07 February 2002

Good news. Graham Ward, of the University of Manchester and a proponent of "radical orthodoxy", is busy translating Henri de Lubac's Corpus Mysticum: L'Eucharistie et L'Eglise au Moyen-Age for Blackwell.

I've often been frustrated that this important work of history, theology, philosophy, and liturgics has remained untranslated since its initial publication in 1949. As the subtitle indicates, Corpus Mysticum is a study of the relationship between the eucharist and the church in the middle ages, with particular reference to the notion of the "mystical body" of Christ. De Lubac argues that from the early middle ages to the late middle ages there is a significant shift in how these realities are thought about and experienced, a shift that has been detrimental to both Protestant and Catholic theology (though authors like de Certeau, Pickstock, and others have drawn out the implications more than de Lubac did).

De Lubac's entire argument is difficult to summarize, but I give it a try. The term "Body of Christ" can have three referents: [1] the historical body of Jesus that was crucified and raised again, [2] the Church united to Christ as her Head, and [3] the sacramental Body of Christ received in the eucharist. De Lubac notes that in the early middle ages, [2] and [3] were closely aligned with one another and distinguished from [1], but over time [1] and [3] came to be aligned and distinguished from [2].

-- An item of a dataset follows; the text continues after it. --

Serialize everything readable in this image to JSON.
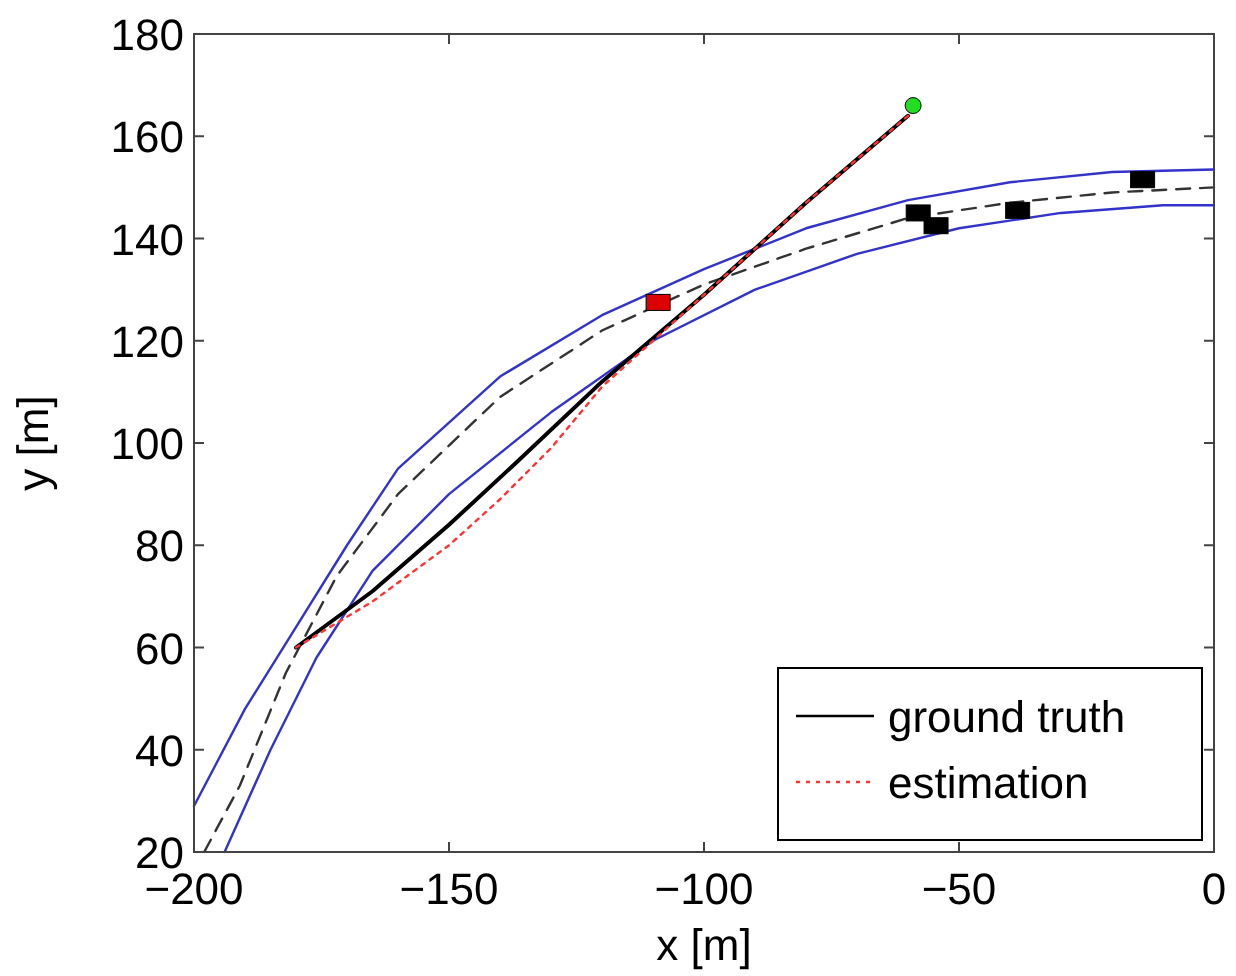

This is evident in the use of terminology such as "mystical body" and "true body." In the earlier period (starting really with the Fathers) the term "mystical body" referred primarily to the eucharist, though it could also be used in reference to the church, because the two were mutually constitutive. That is to say, the church gathers as the Body of Christ in order that the eucharistic Body of Christ be presently enacted and received, and in receiving the eucharistic Body of Christ, the church not only receives Christ, but also receives one another as his Body. The receiving of Christ in the eucharist is an ecclesially-embedded event, a liturgical action in time that also is the process by which the church herself as Christ's Body continually comes-to-be. In a fundamental way, the church constitutes the "true body" of Christ in which the eucharistic body is manifest and received in the communion of the church, sacramentally receiving one another.

In the later middle ages, this whole complex shifts and flips around, so that by the end of the 13th century it is the church that becomes the "mystical body" of Christ and the eucharist that is thought of in terms of the "true body" of Christ (corpus Christi verum). This shift represents a theological development in which the confecting of the eucharistic presence of Christ's body becomes the foundation for the reality of the historical church, rather than the two being mutually interdependent. Moreover, it de-temporalizes the relationship so that the eucharist is thought of less as an event, an action of the gathered church, and more as a thing, a miracle that can be positively and spatially located, fetishized, and marked out by particular consecratory words.

This gives rise to the late medieval understanding of "transsubstantiation" against which the Reformers were rightly objecting as an inauthentic interpretation of biblical faith and patristic (and early medieval) tradition. This does not, of course, absolve Protestant thought from its own problematics, for in many respects the Protestant reaction against the emerging Roman Catholic position was just as much caught up in the matrices of late medieval (and early modern) concepts.

Where the post-medieval Roman Catholic tendency was to see the eucharist as the "real" presence of Christ of which the church, as the "mystical" body was only a (juridically and hierarchically produced) metaphor, Protestants tended to see the church (produced by an act of faith in a juridical and propositional revelation) as the "real" body of the Christ to which the eucharist only points as a symbol. In a more extreme and individualized version, this Protestant tendency came to focus upon the individual believer's interior "receiving of Christ" through faith as the real of which the eucharist was only a symbolic expression.

To be fair, I should point out that figures like Calvin, Bucer, Cranmer, and others (at least on their best days) did try to call for a return to something like the patristic and early medieval view. But the forces of modernity that were already afoot, perhaps as early as the thought of Duns Scotus and certainly in the thought of these very Reformers, were too pervasive for much progress to be made.

In any case, I look forward very much to the publication of de Lubac's Corpus Mysticum so that English-speaking readers may finally directly benefit from his insightful study.